Liz Truss and Kwasi Kwarteng have two big and important things right. First, growth matters. We should be, and should have been, far more focused on securing it. Second, redistribution isn’t everything, and it is not the yardstick against which every policy should be judged.
The first point should be obvious. It is a lack of productivity growth that has led to the stalling of earnings and living standards, to the younger generation falling behind their parents economically and to the lack of money available for public services. To a large extent, that lack of growth has been a choice. We have chosen not to invest in education, liberalise the planning system or stay in the European single market. The combined cost of this is huge.

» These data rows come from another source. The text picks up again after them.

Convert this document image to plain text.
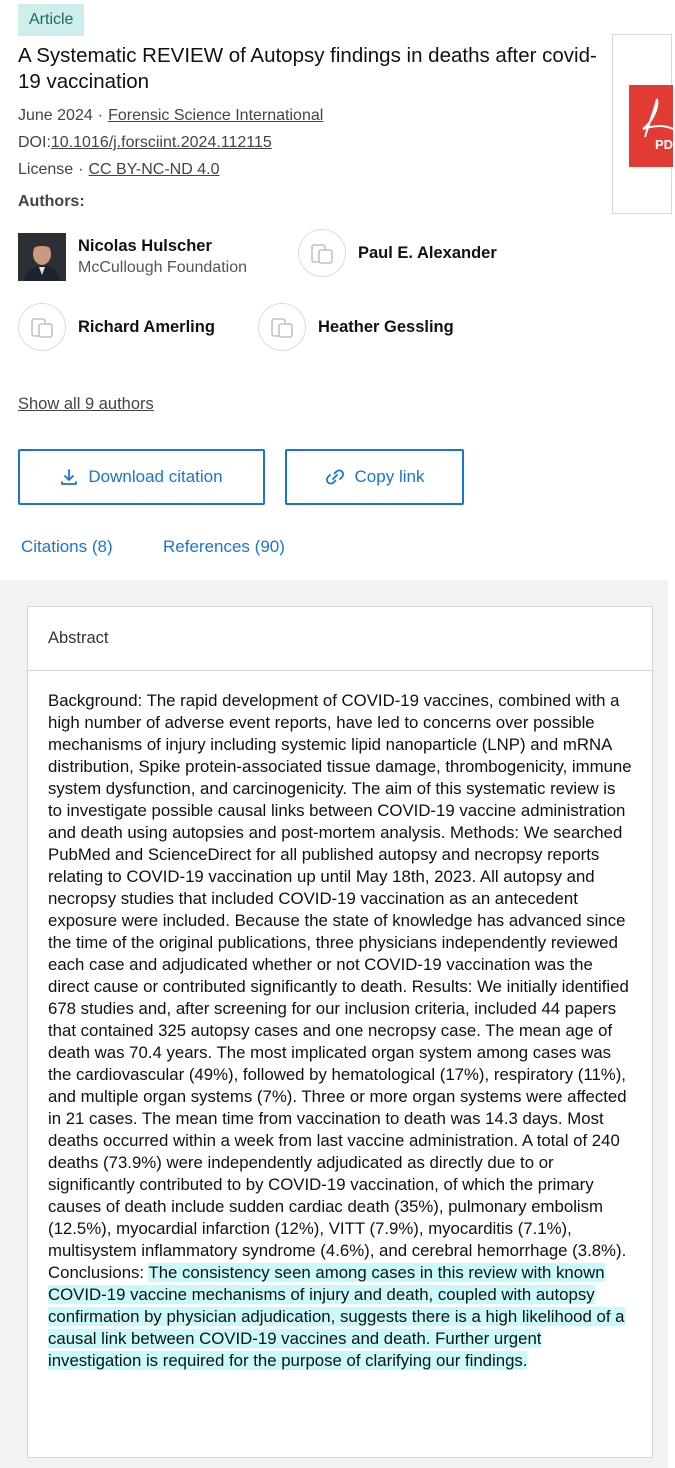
Article
A Systematic REVIEW of Autopsy findings in deaths after covid-19 vaccination
June 2024 · Forensic Science International
DOI:10.1016/j.forsciint.2024.112115
License · CC BY-NC-ND 4.0
PD
Authors:
Nicolas Hulscher
McCullough Foundation
Paul E. Alexander
Richard Amerling	Heather Gessling
Show all 9 authors
Download citation	Copy link
Citations (8)	References (90)
Abstract

Background: The rapid development of COVID-19 vaccines, combined with a high number of adverse event reports, have led to concerns over possible mechanisms of injury including systemic lipid nanoparticle (LNP) and mRNA distribution, Spike protein-associated tissue damage, thrombogenicity, immune system dysfunction, and carcinogenicity. The aim of this systematic review is to investigate possible causal links between COVID-19 vaccine administration and death using autopsies and post-mortem analysis. Methods: We searched PubMed and ScienceDirect for all published autopsy and necropsy reports relating to COVID-19 vaccination up until May 18th, 2023. All autopsy and necropsy studies that included COVID-19 vaccination as an antecedent exposure were included. Because the state of knowledge has advanced since the time of the original publications, three physicians independently reviewed each case and adjudicated whether or not COVID-19 vaccination was the direct cause or contributed significantly to death. Results: We initially identified 678 studies and, after screening for our inclusion criteria, included 44 papers that contained 325 autopsy cases and one necropsy case. The mean age of death was 70.4 years. The most implicated organ system among cases was the cardiovascular (49%), followed by hematological (17%), respiratory (11%), and multiple organ systems (7%). Three or more organ systems were affected in 21 cases. The mean time from vaccination to death was 14.3 days. Most deaths occurred within a week from last vaccine administration. A total of 240 deaths (73.9%) were independently adjudicated as directly due to or significantly contributed to by COVID-19 vaccination, of which the primary causes of death include sudden cardiac death (35%), pulmonary embolism (12.5%), myocardial infarction (12%), VITT (7.9%), myocarditis (7.1%), multisystem inflammatory syndrome (4.6%), and cerebral hemorrhage (3.8%). Conclusions: The consistency seen among cases in this review with known COVID-19 vaccine mechanisms of injury and death, coupled with autopsy confirmation by physician adjudication, suggests there is a high likelihood of a causal link between COVID-19 vaccines and death. Further urgent investigation is required for the purpose of clarifying our findings.
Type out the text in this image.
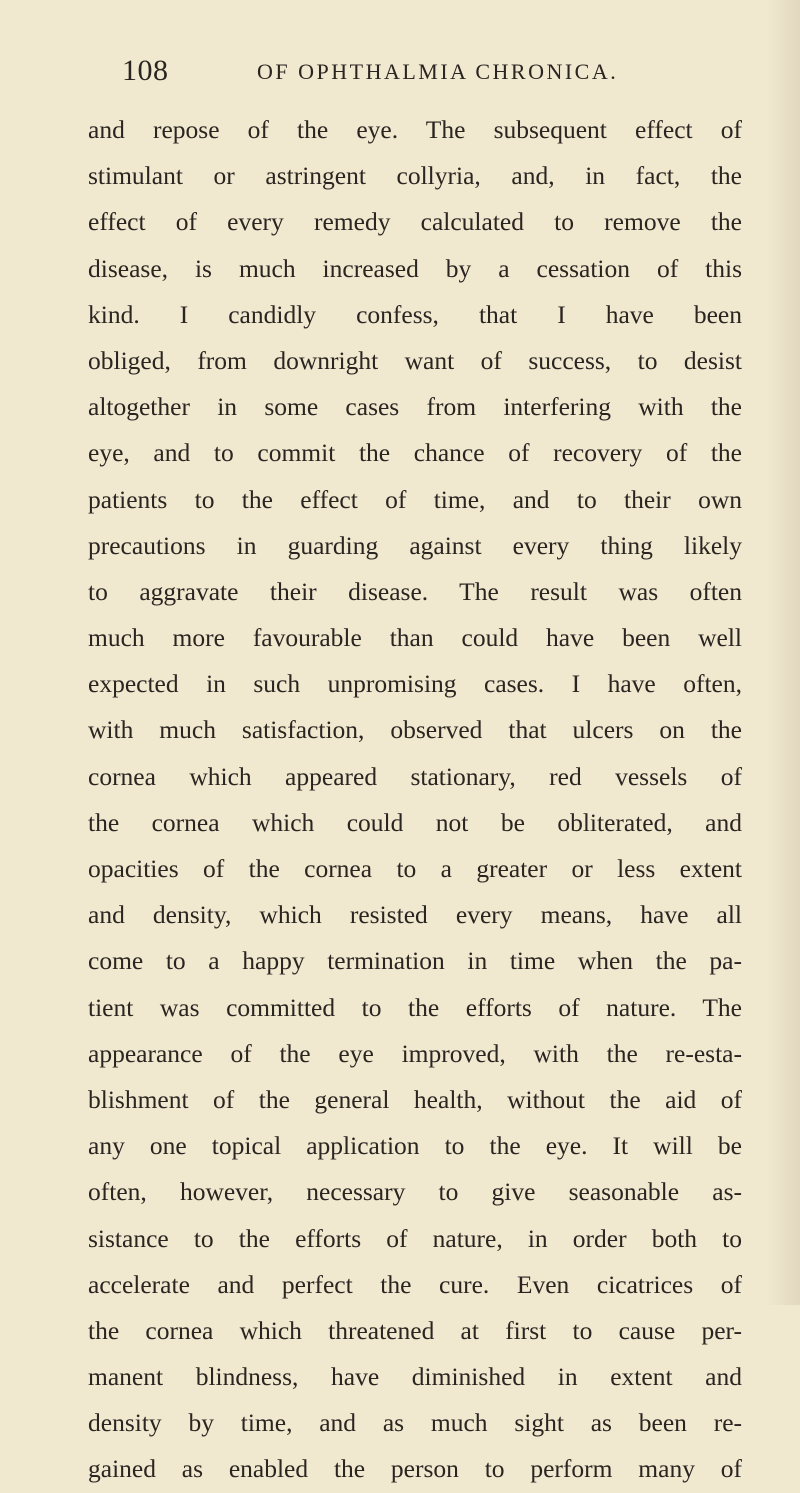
108	OF OPHTHALMIA CHRONICA.
and repose of the eye. The subsequent effect of
stimulant or astringent collyria, and, in fact, the
effect of every remedy calculated to remove the
disease, is much increased by a cessation of this
kind. I candidly confess, that I have been
obliged, from downright want of success, to desist
altogether in some cases from interfering with the
eye, and to commit the chance of recovery of the
patients to the effect of time, and to their own
precautions in guarding against every thing likely
to aggravate their disease. The result was often
much more favourable than could have been well
expected in such unpromising cases. I have often,
with much satisfaction, observed that ulcers on the
cornea which appeared stationary, red vessels of
the cornea which could not be obliterated, and
opacities of the cornea to a greater or less extent
and density, which resisted every means, have all
come to a happy termination in time when the pa-
tient was committed to the efforts of nature. The
appearance of the eye improved, with the re-esta-
blishment of the general health, without the aid of
any one topical application to the eye. It will be
often, however, necessary to give seasonable as-
sistance to the efforts of nature, in order both to
accelerate and perfect the cure. Even cicatrices of
the cornea which threatened at first to cause per-
manent blindness, have diminished in extent and
density by time, and as much sight as been re-
gained as enabled the person to perform many of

Simply cutting tax won’t fix the problem, but we saw some hopeful signs in the fiscal statement on Friday that Kwarteng, the new chancellor, will take other elements seriously. The clear signal that the planning system will be overhauled was most welcome, though it is worth recalling that Boris Johnson was equally committed to reform right up to the point at which he lost a by-election. There are trade-offs. We have been on the wrong side of those trade-offs for far too long.
The reductions in stamp duty were also helpful, though surprisingly modest in the context of such big changes elsewhere. Oddly, this was the one area in which the redistribution yardstick did seem to be playing an important role. The main benefits of the reform will go to first-time buyers and those buying and selling lower-priced properties. But this is a case in point. The immediate impact by income or wealth decile is not the most important issue. Stamp duty rates are much higher for more expensive houses. This is a bad and damaging tax that gums up the housing market, hinders labour mobility and reduces economic efficiency. Bigger cuts would have been a good thing, even if they had benefited the better off.
The other tax policy decisions were clearly made with no eye to concerns about redistribution. The cut to national insurance contributions and, especially, the abolition of the additional 45 per cent rate of income tax clearly benefit the better off the most. When Rishi Sunak, as chancellor, announced the increase to national insurance contributions, I was among many others in expressing concerns. It would have been both more economically efficient and more equitable to have increased income tax. Yet many have complained that returning contributions to their previous level is regressive. That is true. It benefits higher earners more, both in cash terms and proportionally, than lower earners. It benefits the poorest not at all.
However, that complaint can be based only on a presumption that the tax system as of last year was not progressive enough and that, imperfect as it was, Sunak’s national insurance increase improved the system because it made it more progressive. That is not self-evidently true. It is not, and cannot be, the case that every move to greater progressivity is an improvement. There comes a point at which that becomes inefficient, by damping incentives, and inequitable, by not rewarding skills and hard work. If, like Kwarteng, you believe — wrongly, in my view — that a tax rise was unnecessary, then returning to the previous status quo must be a defensible policy.
The big surprise in this not-so-mini-budget, though, was the abolition of the 45 per cent additional rate of income tax. That directly benefits the 600,000 or so people — just over 1 per cent of adults — with incomes over £150,000. The cash benefit for the very richest is very large. To make it into the top 0.1 per cent you need an annual income of about £600,000. Members of that fortunate elite will benefit to the tune of more than £20,000 each.
As with most of what was announced, this policy is completely at odds with the position of all the Conservative chancellors since 2010. Yes, George Osborne reduced the top rate from 50 per cent to 45 per cent, but otherwise he and his successors followed a policy of gradually, quietly — almost surreptitiously — putting the squeeze on the highest earners. The point at which the top rate comes into force, £150,000, was never indexed for inflation, with the result that almost three times as many people pay it today as was the case when it was introduced in 2010.
Kwarteng said that he was simply taking the system back to where it was for almost the whole of the New Labour period of government. In fact, the removal of most pension relief for top earners will leave many of them paying more tax than they would have done in those years between 1997 and 2010. And while there is much uncertainty, if Treasury estimates are right the fiscal cost will be modest, at about £2 billion a year. That’s a lot less than the £6 billion it would cost if nobody changed their behaviour. The betting is that many of these top earners will put less effort into managing their tax affairs if the top rate is lowered.
So, the cost is likely to be small. But so are the likely benefits. There really is little convincing evidence that this will make much difference to economic growth. The income distribution in the UK is unusually wide by international standards, and the richest in the UK are already considerably further ahead of the rest of the population than is the case in almost any other comparable country. The incentives to climb to the top of the income ladder are already very clear indeed.
As I said before, redistribution is not the only yardstick by which policy should be measured. But setting out to further increase the gap between the top earners and the rest suggests that it is not even one of the yardsticks for which our new chancellor will be reaching.